阿瑶正静静躺在她腿上,小脸贴着她的膝,呼吸均匀,沉沉入眠,竟不知不觉地扰了她整整一炷香。

若换作旁人,此时只怕已被她震出房外,或毙命当场。

可此刻,她眼中没有怒意,只有——怜爱与宠溺。

她抬起手指,缓缓拂去阿瑶鬓边的一缕碎发,眼底泛起温润的光:“真是个傻孩子。”

她不是不知。

这孩子身上,那丝丝缕缕的阴气极为纯净,与她所修的极阴功法自然契合。这并非偶然,而是命数天定的气场呼应。

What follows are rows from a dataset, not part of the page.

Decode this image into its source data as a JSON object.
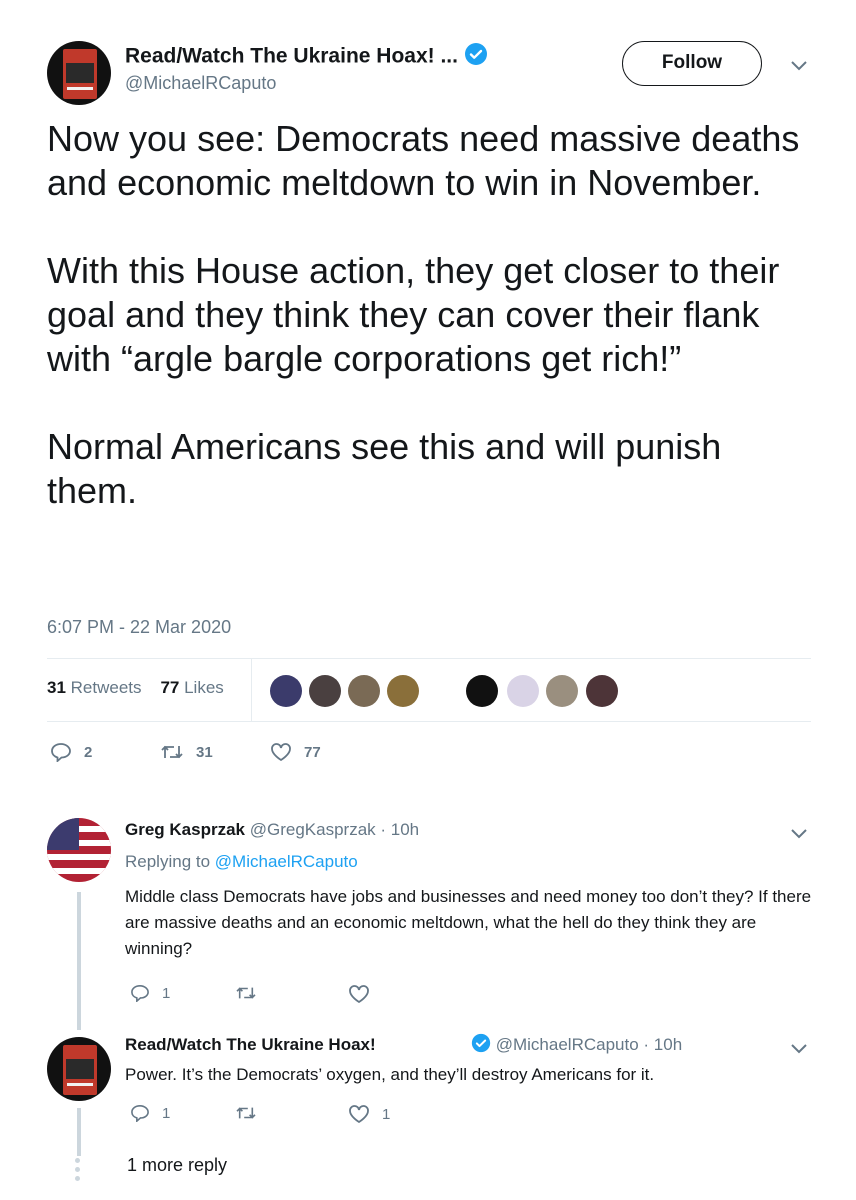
{
  "tweet": {
    "author_name": "Read/Watch The Ukraine Hoax! ...",
    "author_handle": "@MichaelRCaputo",
    "follow_label": "Follow",
    "paragraphs": [
      "Now you see: Democrats need massive deaths and economic meltdown to win in November.",
      "With this House action, they get closer to their goal and they think they can cover their flank with “argle bargle corporations get rich!”",
      "Normal Americans see this and will punish them."
    ],
    "timestamp": "6:07 PM - 22 Mar 2020",
    "retweets_count": "31",
    "retweets_label": "Retweets",
    "likes_count": "77",
    "likes_label": "Likes",
    "reply_action_count": "2",
    "retweet_action_count": "31",
    "like_action_count": "77"
  },
  "replies": [
    {
      "author_name": "Greg Kasprzak",
      "author_handle": "@GregKasprzak",
      "time": "· 10h",
      "replying_prefix": "Replying to",
      "replying_to": "@MichaelRCaputo",
      "text": "Middle class Democrats have jobs and businesses and need money too don’t they? If there are massive deaths and an economic meltdown, what the hell do they think they are winning?",
      "reply_count": "1",
      "retweet_count": "",
      "like_count": ""
    },
    {
      "author_name": "Read/Watch The Ukraine Hoax!",
      "author_handle": "@MichaelRCaputo",
      "time": "· 10h",
      "text": "Power. It’s the Democrats’ oxygen, and they’ll destroy Americans for it.",
      "reply_count": "1",
      "retweet_count": "",
      "like_count": "1"
    }
  ],
  "more_replies_label": "1 more reply",
  "colors": {
    "verified": "#1da1f2",
    "link": "#1da1f2",
    "secondary_text": "#657786",
    "divider": "#e6ecf0"
  },
  "icons": [
    "verified-badge-icon",
    "chevron-down-icon",
    "reply-icon",
    "retweet-icon",
    "like-icon"
  ]
}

“竟能在老身极阴功力外放时毫无惧色,反而沉睡安稳……你是第一个。”

她没有叫醒阿瑶,只是伸手从榻旁拉过一方锦被,轻轻盖住那瘦小的身子。

夜未央,香未散,寒未歇。

而这绣春楼中,桑若兰神功大成后的第一次,在修炼之余,让一个人靠着自己,安心睡着了。

桑姨低头望着那沉沉睡去的小姑娘,目光不自觉地柔了几分。

她伸手轻轻将阿瑶抱起,小心置于自己胸前,手掌稳稳托着那瘦弱的身躯,动作极轻,仿佛怀中不是一个陌生孩童,而是血脉相连的骨肉。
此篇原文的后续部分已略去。